Abordagem do Tratamento para Hipodensidade da Substância Branca Periventricular por Microangiopatia
O tratamento da hipodensidade da substância branca periventricular sugestiva de gliose por microangiopatia deve focar no controle rigoroso dos fatores de risco vascular, com pressão arterial alvo <140/90 mmHg e terapia antiplaquetária com AAS 81-100mg diariamente. 1
Avaliação Diagnóstica
A hipodensidade da substância branca periventricular na tomografia computadorizada (TC) geralmente representa alterações isquêmicas associadas à doença microvascular cerebral.

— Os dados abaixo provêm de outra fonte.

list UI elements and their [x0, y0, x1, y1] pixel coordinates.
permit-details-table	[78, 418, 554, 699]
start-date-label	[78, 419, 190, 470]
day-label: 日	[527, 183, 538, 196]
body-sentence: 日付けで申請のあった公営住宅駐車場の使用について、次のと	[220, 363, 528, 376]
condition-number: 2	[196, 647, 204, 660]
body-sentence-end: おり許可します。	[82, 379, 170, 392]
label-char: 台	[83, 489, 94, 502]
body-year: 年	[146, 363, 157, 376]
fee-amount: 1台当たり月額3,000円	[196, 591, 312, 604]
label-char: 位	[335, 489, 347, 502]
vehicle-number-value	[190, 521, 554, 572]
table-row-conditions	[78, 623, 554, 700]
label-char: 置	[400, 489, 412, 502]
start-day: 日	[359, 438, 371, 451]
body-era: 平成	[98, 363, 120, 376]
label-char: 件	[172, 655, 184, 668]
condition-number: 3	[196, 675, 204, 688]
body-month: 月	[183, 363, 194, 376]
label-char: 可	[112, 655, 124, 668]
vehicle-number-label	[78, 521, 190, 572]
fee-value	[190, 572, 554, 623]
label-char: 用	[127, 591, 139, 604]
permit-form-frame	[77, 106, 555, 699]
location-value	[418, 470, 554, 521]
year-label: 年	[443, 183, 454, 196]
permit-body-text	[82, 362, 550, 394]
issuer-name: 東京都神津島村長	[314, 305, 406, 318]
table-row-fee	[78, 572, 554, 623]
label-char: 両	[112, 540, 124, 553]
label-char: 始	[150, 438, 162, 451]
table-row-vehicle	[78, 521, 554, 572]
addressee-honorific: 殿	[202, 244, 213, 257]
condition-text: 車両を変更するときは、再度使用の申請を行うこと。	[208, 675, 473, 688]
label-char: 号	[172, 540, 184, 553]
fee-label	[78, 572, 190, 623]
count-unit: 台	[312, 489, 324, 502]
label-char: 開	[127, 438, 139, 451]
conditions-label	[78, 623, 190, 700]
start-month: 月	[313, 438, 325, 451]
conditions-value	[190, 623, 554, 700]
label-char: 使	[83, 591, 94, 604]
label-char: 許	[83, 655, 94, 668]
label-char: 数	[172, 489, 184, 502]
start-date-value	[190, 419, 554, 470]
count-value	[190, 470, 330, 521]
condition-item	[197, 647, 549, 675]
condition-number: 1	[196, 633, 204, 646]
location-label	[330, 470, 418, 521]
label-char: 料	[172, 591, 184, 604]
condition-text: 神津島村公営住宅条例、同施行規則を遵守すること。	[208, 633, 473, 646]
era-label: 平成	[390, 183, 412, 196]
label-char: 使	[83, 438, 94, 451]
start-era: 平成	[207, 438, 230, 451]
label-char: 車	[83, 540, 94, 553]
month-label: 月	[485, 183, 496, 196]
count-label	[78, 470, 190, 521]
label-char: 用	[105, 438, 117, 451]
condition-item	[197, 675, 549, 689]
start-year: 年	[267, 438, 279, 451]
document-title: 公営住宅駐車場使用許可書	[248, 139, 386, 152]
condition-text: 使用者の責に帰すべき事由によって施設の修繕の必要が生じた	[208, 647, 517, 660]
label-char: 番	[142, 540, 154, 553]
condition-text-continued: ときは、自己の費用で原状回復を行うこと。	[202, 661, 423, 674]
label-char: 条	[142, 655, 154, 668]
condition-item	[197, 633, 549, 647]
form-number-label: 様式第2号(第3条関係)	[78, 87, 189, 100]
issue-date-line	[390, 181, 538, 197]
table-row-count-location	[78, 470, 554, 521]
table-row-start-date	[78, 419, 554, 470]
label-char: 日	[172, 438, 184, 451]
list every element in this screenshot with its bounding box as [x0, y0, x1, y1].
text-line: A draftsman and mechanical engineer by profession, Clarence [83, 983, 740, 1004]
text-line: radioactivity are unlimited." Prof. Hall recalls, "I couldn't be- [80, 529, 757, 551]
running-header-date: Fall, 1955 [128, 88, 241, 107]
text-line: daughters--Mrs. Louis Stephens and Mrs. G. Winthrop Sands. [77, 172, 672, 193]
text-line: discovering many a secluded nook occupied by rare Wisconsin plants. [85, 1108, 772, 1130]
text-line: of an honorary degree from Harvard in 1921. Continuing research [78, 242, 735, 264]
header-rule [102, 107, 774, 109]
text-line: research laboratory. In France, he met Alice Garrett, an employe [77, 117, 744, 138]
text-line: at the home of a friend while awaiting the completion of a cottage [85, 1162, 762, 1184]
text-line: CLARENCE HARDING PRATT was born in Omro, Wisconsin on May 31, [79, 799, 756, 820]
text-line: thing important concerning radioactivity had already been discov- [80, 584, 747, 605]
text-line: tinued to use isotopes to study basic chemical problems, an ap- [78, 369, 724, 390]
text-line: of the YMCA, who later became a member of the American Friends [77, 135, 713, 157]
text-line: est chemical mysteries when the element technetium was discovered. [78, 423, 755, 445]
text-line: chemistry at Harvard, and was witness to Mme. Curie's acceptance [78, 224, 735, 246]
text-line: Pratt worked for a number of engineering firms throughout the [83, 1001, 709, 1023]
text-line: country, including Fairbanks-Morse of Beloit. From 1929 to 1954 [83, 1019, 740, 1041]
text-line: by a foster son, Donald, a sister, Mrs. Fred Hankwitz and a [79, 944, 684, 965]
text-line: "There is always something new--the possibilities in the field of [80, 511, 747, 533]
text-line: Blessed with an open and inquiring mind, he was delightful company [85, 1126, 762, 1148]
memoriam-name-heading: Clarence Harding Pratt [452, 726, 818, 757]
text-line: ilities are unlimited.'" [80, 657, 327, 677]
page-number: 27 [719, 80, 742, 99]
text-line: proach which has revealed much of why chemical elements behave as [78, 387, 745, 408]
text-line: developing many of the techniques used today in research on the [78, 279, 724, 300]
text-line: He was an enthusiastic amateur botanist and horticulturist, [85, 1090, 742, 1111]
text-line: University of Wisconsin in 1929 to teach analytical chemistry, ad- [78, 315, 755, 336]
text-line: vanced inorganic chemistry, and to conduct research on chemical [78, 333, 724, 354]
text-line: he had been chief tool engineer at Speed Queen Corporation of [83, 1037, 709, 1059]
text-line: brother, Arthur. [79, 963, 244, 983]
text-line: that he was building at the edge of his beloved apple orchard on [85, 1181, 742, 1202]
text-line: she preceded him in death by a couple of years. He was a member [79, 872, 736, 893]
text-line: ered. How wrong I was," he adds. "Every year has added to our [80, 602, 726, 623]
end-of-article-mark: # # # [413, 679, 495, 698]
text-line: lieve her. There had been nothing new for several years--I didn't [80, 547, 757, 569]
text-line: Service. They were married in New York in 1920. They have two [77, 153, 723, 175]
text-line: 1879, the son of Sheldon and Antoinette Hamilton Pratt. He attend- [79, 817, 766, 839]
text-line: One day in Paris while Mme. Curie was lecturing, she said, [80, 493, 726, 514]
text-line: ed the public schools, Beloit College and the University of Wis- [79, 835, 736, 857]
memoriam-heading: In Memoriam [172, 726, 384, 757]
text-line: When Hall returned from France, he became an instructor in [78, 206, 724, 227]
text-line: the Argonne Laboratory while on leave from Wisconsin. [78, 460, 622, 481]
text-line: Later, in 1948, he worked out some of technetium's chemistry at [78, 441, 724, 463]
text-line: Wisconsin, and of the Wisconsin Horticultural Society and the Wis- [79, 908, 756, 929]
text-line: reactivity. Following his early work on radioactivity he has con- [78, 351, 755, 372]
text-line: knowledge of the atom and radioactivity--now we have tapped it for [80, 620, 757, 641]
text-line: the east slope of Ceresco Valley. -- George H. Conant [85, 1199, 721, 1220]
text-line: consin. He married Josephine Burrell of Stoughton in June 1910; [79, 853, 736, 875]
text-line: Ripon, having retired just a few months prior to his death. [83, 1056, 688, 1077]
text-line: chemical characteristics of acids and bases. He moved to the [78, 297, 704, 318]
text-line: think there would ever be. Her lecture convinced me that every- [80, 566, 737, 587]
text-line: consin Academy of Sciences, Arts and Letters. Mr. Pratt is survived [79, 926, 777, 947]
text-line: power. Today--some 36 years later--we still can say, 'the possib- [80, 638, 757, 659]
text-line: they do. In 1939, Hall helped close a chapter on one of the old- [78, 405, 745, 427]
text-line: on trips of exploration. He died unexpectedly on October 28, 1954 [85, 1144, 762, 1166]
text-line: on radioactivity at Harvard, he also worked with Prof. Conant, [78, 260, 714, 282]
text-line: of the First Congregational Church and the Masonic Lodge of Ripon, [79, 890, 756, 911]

Para melhor caracterização destas lesões:
Ressonância Magnética (RM): É o próximo passo recomendado para avaliação detalhada das lesões da substância branca 1
- Protocolo recomendado: imagens 3D T1, FLAIR, T2, imagens ponderadas em susceptibilidade (SWI), difusão (DWI) e T1 com contraste
- A RM é mais sensível que a TC para detectar lesões sutis e caracterizar a natureza das anormalidades
Padrões de distribuição: Avaliar o padrão de distribuição das lesões, que pode ajudar a diferenciar entre microangiopatia hipertensiva e outras causas 2
Manejo dos Fatores de Risco Vascular
O tratamento deve focar no controle dos fatores de risco vascular que contribuem para a microangiopatia:
Controle da Pressão Arterial:
- Meta: PA <140/90 mmHg (ou mais baixa, se tolerada) 1
- O controle rigoroso da pressão arterial é fundamental para prevenir a progressão das lesões
Terapia Antiplaquetária:
- AAS 81-100mg diariamente é recomendado quando há evidência de alterações isquêmicas 1
Controle Glicêmico:
Manejo de Lipídios:
- Considerar terapia com estatinas conforme o risco cardiovascular global 1
Cessação do Tabagismo:
- Fundamental para reduzir o risco de progressão da doença microvascular 1
Monitoramento e Seguimento
Avaliação Neurológica: Recomendada para pacientes com sintomas neurológicos progressivos ou com alterações extensas da substância branca 1
Acompanhamento por Imagem: Considerar RM de controle para avaliar a progressão das lesões, especialmente em pacientes jovens (<45 anos) ou com alterações extensas 1
Avaliação Cognitiva: Importante para detectar precocemente déficits cognitivos, já que a hipodensidade da substância branca está associada a comprometimento cognitivo 4
Considerações Especiais
Pacientes Jovens: Em pacientes jovens (<45 anos) com alterações inexplicadas da substância branca, considerar causas menos comuns, como doenças genéticas ou inflamatórias 1
Padrões Atípicos: Lesões extensas ou com distribuição atípica podem requerer avaliação mais abrangente 1
Microangiopatia Avançada: Em casos de microangiopatia avançada, o fluxo sanguíneo cerebral regional periventricular pode estar significativamente reduzido, exigindo monitoramento mais rigoroso 5
Armadilhas e Cuidados
A presença de hipodensidades na substância branca não necessariamente se correlaciona com déficits neuropsicológicos; estes estão mais associados à redução do fluxo sanguíneo cerebral e atrofia 4
Não confundir com outras causas de lesões da substância branca, como esclerose múltipla, vasculite cerebral ou leucoencefalopatias genéticas 3
A presença de microangiopatia pode aumentar o risco de eventos cerebrovasculares futuros, especialmente quando coexiste com doença estenótica de grandes vasos 6
O manejo adequado dos fatores de risco vascular e o monitoramento regular são fundamentais para prevenir a progressão da doença e reduzir o risco de complicações cerebrovasculares.